Conta Molinari que durante a semana em que o Festival é realizado sempre chove tanto que o REcine acabou sendo batizado ironicamente como “RAINcine”. Mas este ano foi o primeiro (dos dez) que só houve uma “chuva” impressionante de filmes, exposições, conferências, debates e homenagens que convocaram, durante cinco dias e em forma gratuita, umas 6 mil pessoas.
Foram exibidos 187 filmes, que mostram a poderosa influência que os italianos exerceram sobre o cinema brasileiro, desde os primórdios até o Cinema Novo e na fundação da Vera Cruz. Obviamente, não poderia faltar na programação do REcine uma seleção de obras-primas dos mais renomados diretores italianos, de Fellini a Rossellini, de Visconti a Pasolini.
Destaques para as primeiras exibições públicas no Rio de Janeiro do filme O gerente, de Paulo César Saraceni (2011), e das películas restauradas Leão de sete cabeças, de Glauber Rocha (1971), e Cabíria, de Giovanni Pastrone (1914), uma das mais importantes obras da cinematografia mundial, em versão restaurada pelo brasileiro radicado em Londres, João Sócrates de Oliveira, que palestrou sobre a restauração do filme. Outro dos convidados especiais foi Guy Bourlée, curador do Cine Ritrovato da Cinemateca de Bolonha, Itália.
“O objetivo principal do Arquivo Nacional é transformar os documentos históricos em fundamento para a formação política, educativa e cultural do cidadão”, afirma Molinari. “Queremos promover debates com nomes nacionais e internacionais para ver as relações entre o cinema e a história, ver como as cinematecas estrangeiras estão vivenciando essa delicada problemática de conservação dos filmes, queremos ouvir e discutir com os cineastas que fazem filmes utilizando imagens de arquivo.”
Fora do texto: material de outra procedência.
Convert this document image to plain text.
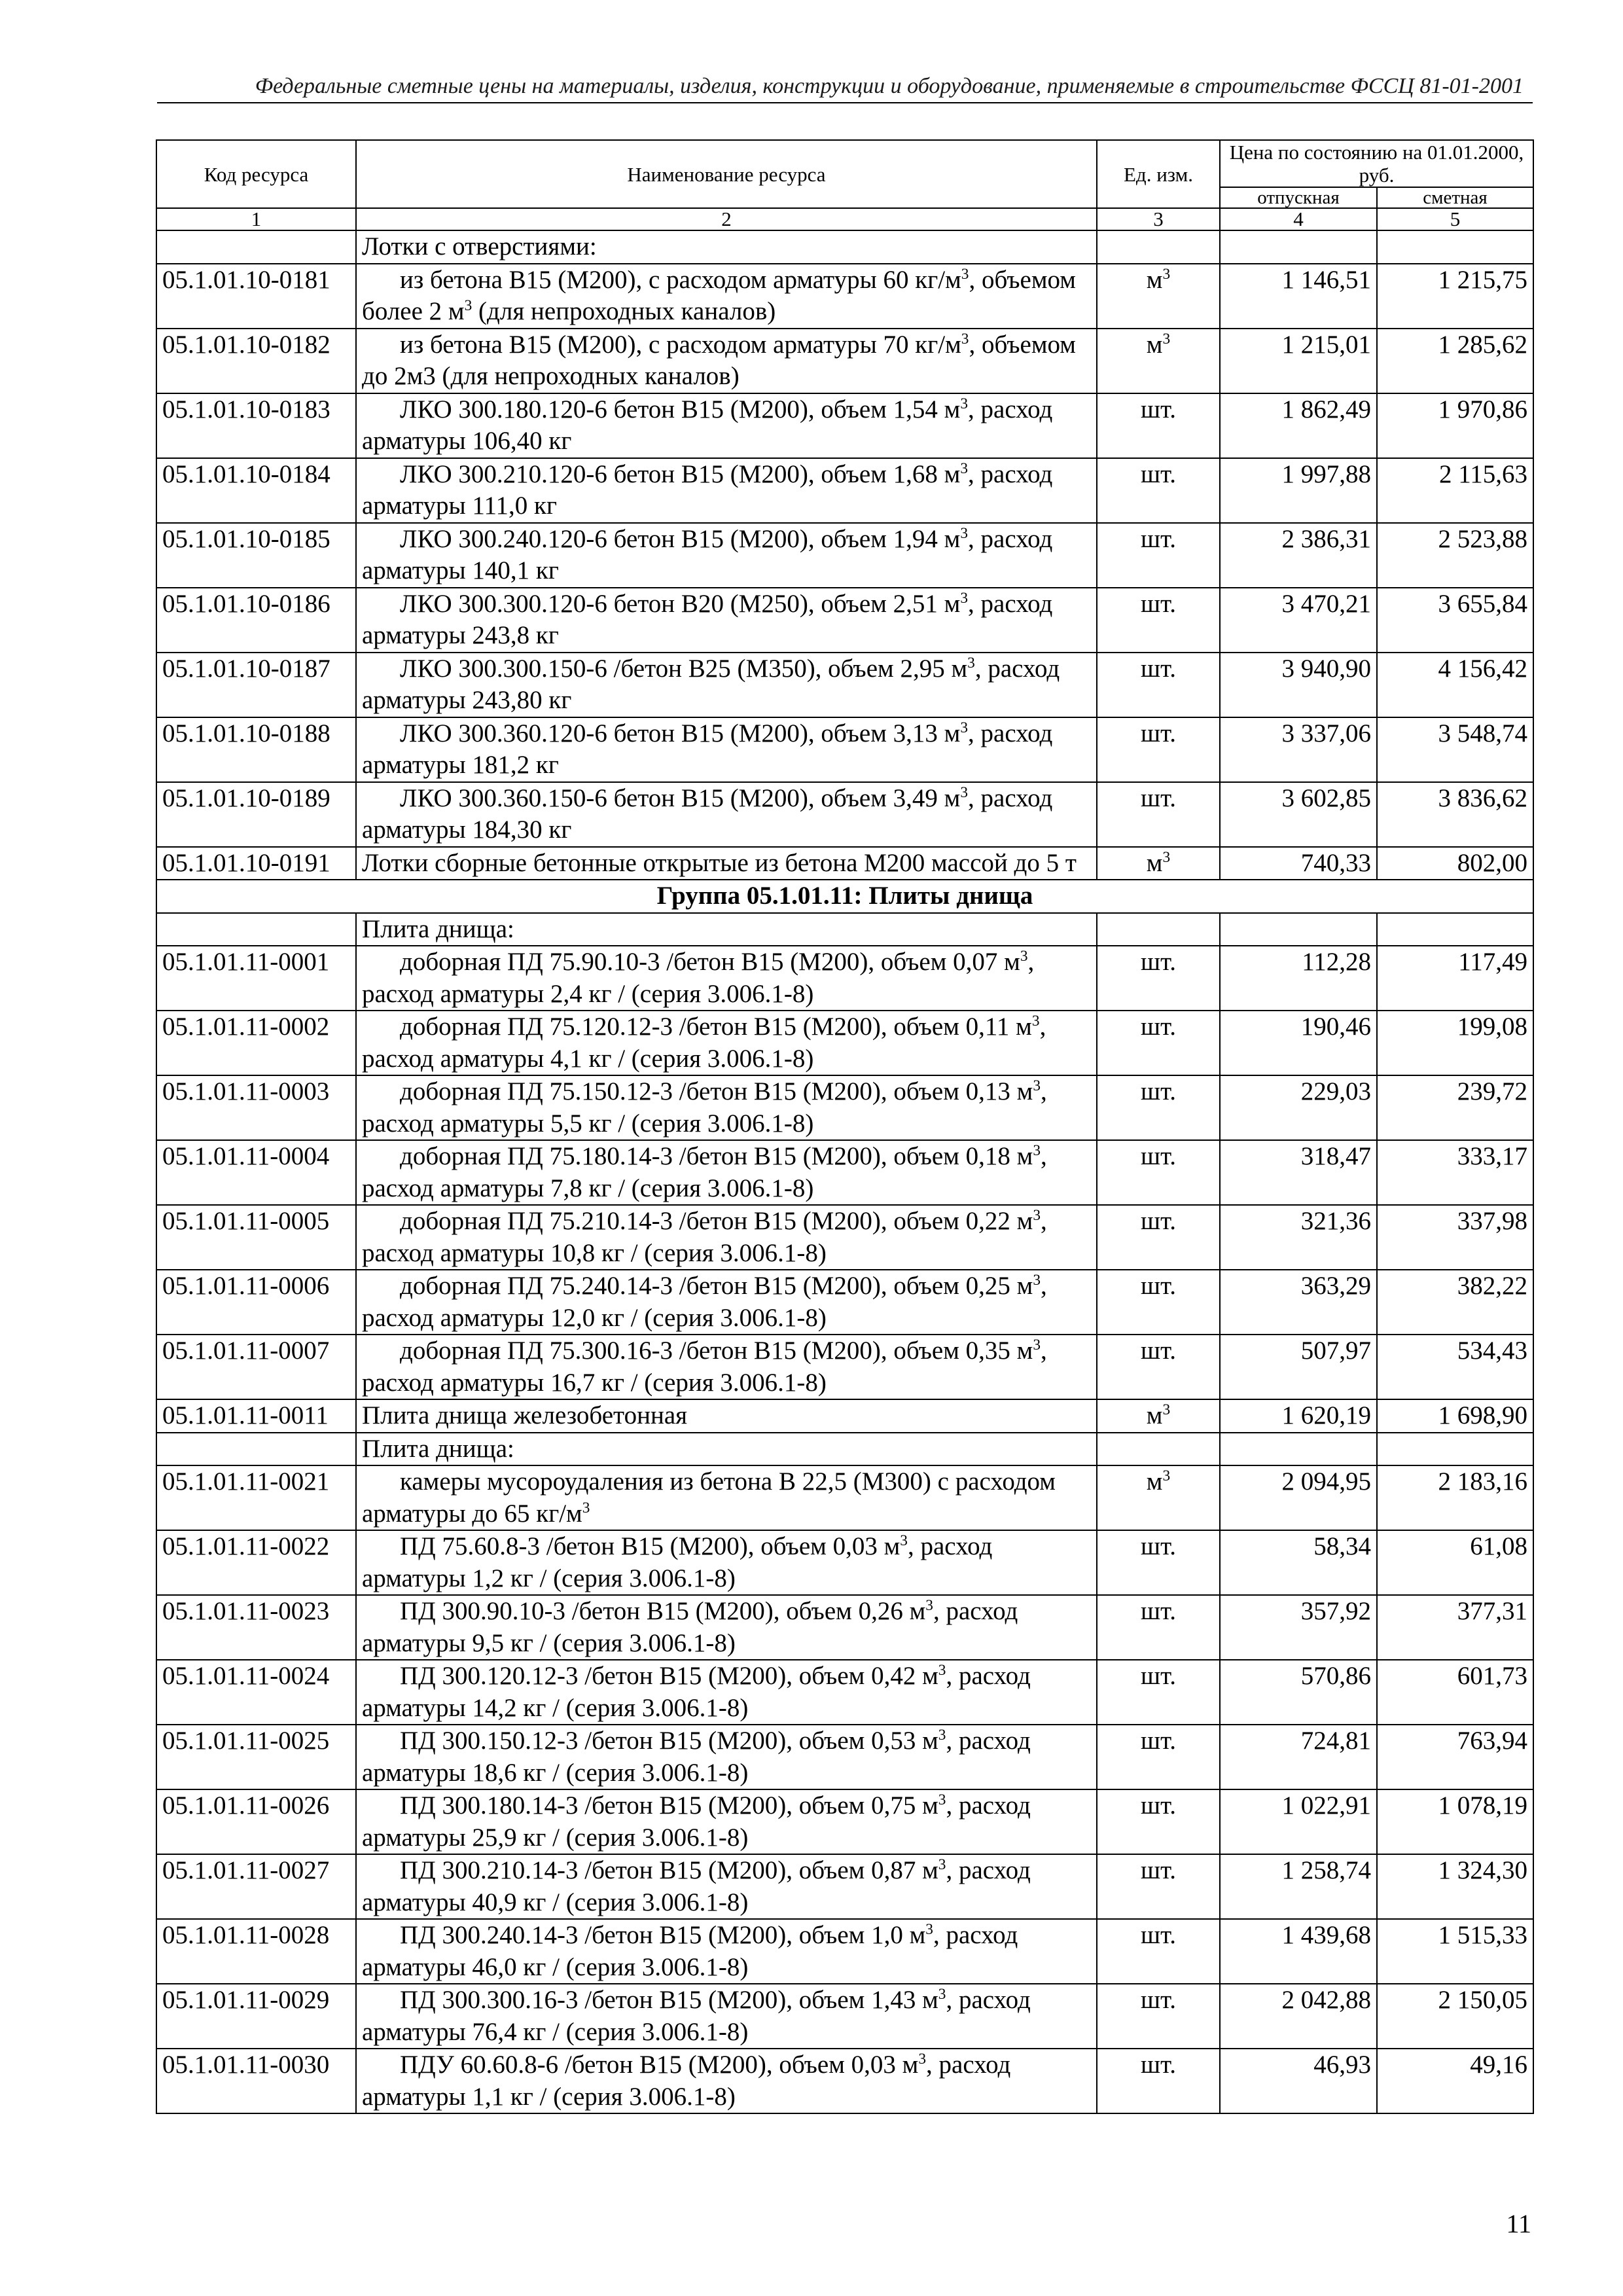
Федеральные сметные цены на материалы, изделия, конструкции и оборудование, применяемые в строительстве ФССЦ 81-01-2001
Код ресурса	Наименование ресурса	Ед. изм.	Цена по состоянию на 01.01.2000, руб.	
			отпускная	сметная
1	2	3	4	5
	Лотки с отверстиями:			
05.1.01.10-0181	из бетона В15 (М200), с расходом арматуры 60 $кг/м^3$, объемом более 2 $м^3$ (для непроходных каналов)	$м^3$	1 146,51	1 215,75
05.1.01.10-0182	из бетона В15 (М200), с расходом арматуры 70 $кг/м^3$, объемом до 2м3 (для непроходных каналов)	$м^3$	1 215,01	1 285,62
05.1.01.10-0183	ЛКО 300.180.120-6 бетон В15 (М200), объем 1,54 $м^3$, расход арматуры 106,40 кг	шт.	1 862,49	1 970,86
05.1.01.10-0184	ЛКО 300.210.120-6 бетон В15 (М200), объем 1,68 $м^3$, расход арматуры 111,0 кг	шт.	1 997,88	2 115,63
05.1.01.10-0185	ЛКО 300.240.120-6 бетон В15 (М200), объем 1,94 $м^3$, расход арматуры 140,1 кг	шт.	2 386,31	2 523,88
05.1.01.10-0186	ЛКО 300.300.120-6 бетон В20 (М250), объем 2,51 $м^3$, расход арматуры 243,8 кг	шт.	3 470,21	3 655,84
05.1.01.10-0187	ЛКО 300.300.150-6 /бетон В25 (М350), объем 2,95 $м^3$, расход арматуры 243,80 кг	шт.	3 940,90	4 156,42
05.1.01.10-0188	ЛКО 300.360.120-6 бетон В15 (М200), объем 3,13 $м^3$, расход арматуры 181,2 кг	шт.	3 337,06	3 548,74
05.1.01.10-0189	ЛКО 300.360.150-6 бетон В15 (М200), объем 3,49 $м^3$, расход арматуры 184,30 кг	шт.	3 602,85	3 836,62
05.1.01.10-0191	Лотки сборные бетонные открытые из бетона М200 массой до 5 т	$м^3$	740,33	802,00
Группа 05.1.01.11: Плиты днища				
	Плита днища:			
05.1.01.11-0001	доборная ПД 75.90.10-3 /бетон В15 (М200), объем 0,07 $м^3$, расход арматуры 2,4 кг / (серия 3.006.1-8)	шт.	112,28	117,49
05.1.01.11-0002	доборная ПД 75.120.12-3 /бетон В15 (М200), объем 0,11 $м^3$, расход арматуры 4,1 кг / (серия 3.006.1-8)	шт.	190,46	199,08
05.1.01.11-0003	доборная ПД 75.150.12-3 /бетон В15 (М200), объем 0,13 $м^3$, расход арматуры 5,5 кг / (серия 3.006.1-8)	шт.	229,03	239,72
05.1.01.11-0004	доборная ПД 75.180.14-3 /бетон В15 (М200), объем 0,18 $м^3$, расход арматуры 7,8 кг / (серия 3.006.1-8)	шт.	318,47	333,17
05.1.01.11-0005	доборная ПД 75.210.14-3 /бетон В15 (М200), объем 0,22 $м^3$, расход арматуры 10,8 кг / (серия 3.006.1-8)	шт.	321,36	337,98
05.1.01.11-0006	доборная ПД 75.240.14-3 /бетон В15 (М200), объем 0,25 $м^3$, расход арматуры 12,0 кг / (серия 3.006.1-8)	шт.	363,29	382,22
05.1.01.11-0007	доборная ПД 75.300.16-3 /бетон В15 (М200), объем 0,35 $м^3$, расход арматуры 16,7 кг / (серия 3.006.1-8)	шт.	507,97	534,43
05.1.01.11-0011	Плита днища железобетонная	$м^3$	1 620,19	1 698,90
	Плита днища:			
05.1.01.11-0021	камеры мусороудаления из бетона В 22,5 (М300) с расходом арматуры до 65 $кг/м^3$	$м^3$	2 094,95	2 183,16
05.1.01.11-0022	ПД 75.60.8-3 /бетон В15 (М200), объем 0,03 $м^3$, расход арматуры 1,2 кг / (серия 3.006.1-8)	шт.	58,34	61,08
05.1.01.11-0023	ПД 300.90.10-3 /бетон В15 (М200), объем 0,26 $м^3$, расход арматуры 9,5 кг / (серия 3.006.1-8)	шт.	357,92	377,31
05.1.01.11-0024	ПД 300.120.12-3 /бетон В15 (М200), объем 0,42 $м^3$, расход арматуры 14,2 кг / (серия 3.006.1-8)	шт.	570,86	601,73
05.1.01.11-0025	ПД 300.150.12-3 /бетон В15 (М200), объем 0,53 $м^3$, расход арматуры 18,6 кг / (серия 3.006.1-8)	шт.	724,81	763,94
05.1.01.11-0026	ПД 300.180.14-3 /бетон В15 (М200), объем 0,75 $м^3$, расход арматуры 25,9 кг / (серия 3.006.1-8)	шт.	1 022,91	1 078,19
05.1.01.11-0027	ПД 300.210.14-3 /бетон В15 (М200), объем 0,87 $м^3$, расход арматуры 40,9 кг / (серия 3.006.1-8)	шт.	1 258,74	1 324,30
05.1.01.11-0028	ПД 300.240.14-3 /бетон В15 (М200), объем 1,0 $м^3$, расход арматуры 46,0 кг / (серия 3.006.1-8)	шт.	1 439,68	1 515,33
05.1.01.11-0029	ПД 300.300.16-3 /бетон В15 (М200), объем 1,43 $м^3$, расход арматуры 76,4 кг / (серия 3.006.1-8)	шт.	2 042,88	2 150,05
05.1.01.11-0030	ПДУ 60.60.8-6 /бетон В15 (М200), объем 0,03 $м^3$, расход арматуры 1,1 кг / (серия 3.006.1-8)	шт.	46,93	49,16
11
Nesse sentido, o REcine realiza uma Mostra Competitiva apenas com filmes que utilizam –pelo menos em um 40%– imagens de arquivo e, para ajudar a produzi-los, promove uma oficina de vídeo aberta aos estudantes de cinema e ao público em geral para a produção de curta-metragens que reaproveitem imagens públicas de arquivo. Os prêmios são outorgados em serviços –como laboratório, telecinagem e finalização– para que os realizadores possam continuar fazendo os seus filmes. Neste ano, com recorde de inscrições, a Mostra Competitiva teve como júri os cineastas Vladimir Carvalho, Lúcia Murat e Eduardo Escorel, o crítico de cinema Carlos Alberto Mattos e o pesquisador Maurício Lissovsky.
“Ao estimular a produção de filmes que utilizam imagens de arquivo, temos a certeza de que duas coisas vão acontecer”, assinala Molinari. “A primeira é a descoberta para muitos jovens das imagens do arquivo como uma fonte extraordinária para a criação de novas obras. O passado pode ser revisitado, e velhas ideias sobre velhos assuntos podem experimentar novas abordagens. A produção de filmes que têm imagens de arquivo podem ir além dos documentos biográficos convencionais, as retrospectivas de um passado pisado e esquecido. Além do uso tradicional, existe um campo de experimentação que é também pouco conhecido. O custo não é alto, novos conceitos históricos podem ser inventados fazendo filmes com imagens de arquivo que não sejam apenas lembranças ou emoções nostálgicas. A segunda importância desta ideia de estimular filmes que nascem a partir de filmes de arquivo é a possibilidade de garantir a ampliação do tempo de vida útil das imagens do passado. Quer dizer, na medida em que um realizador procura imagens do passado, essas imagens vão passar por um processo de laboratório que assegurará a sua preservação por mais um tempo. Se o original não sobreviver, os fragmentos utilizados na nova obra seguramente resistirão um pouco mais e chegarão às futuras gerações.”
Já dizia o filósofo, compositor e poeta, Antônio Cícero: “Guardar uma coisa não é escondê-la ou trancá-la. Em cofre não se guarda nada. Em cofre perde-se a coisa à vista. Guardar uma coisa é olhá-la, fitá-la, mirá-la por admirá-la, isto é, iluminá-la ou ser por ela iluminado.”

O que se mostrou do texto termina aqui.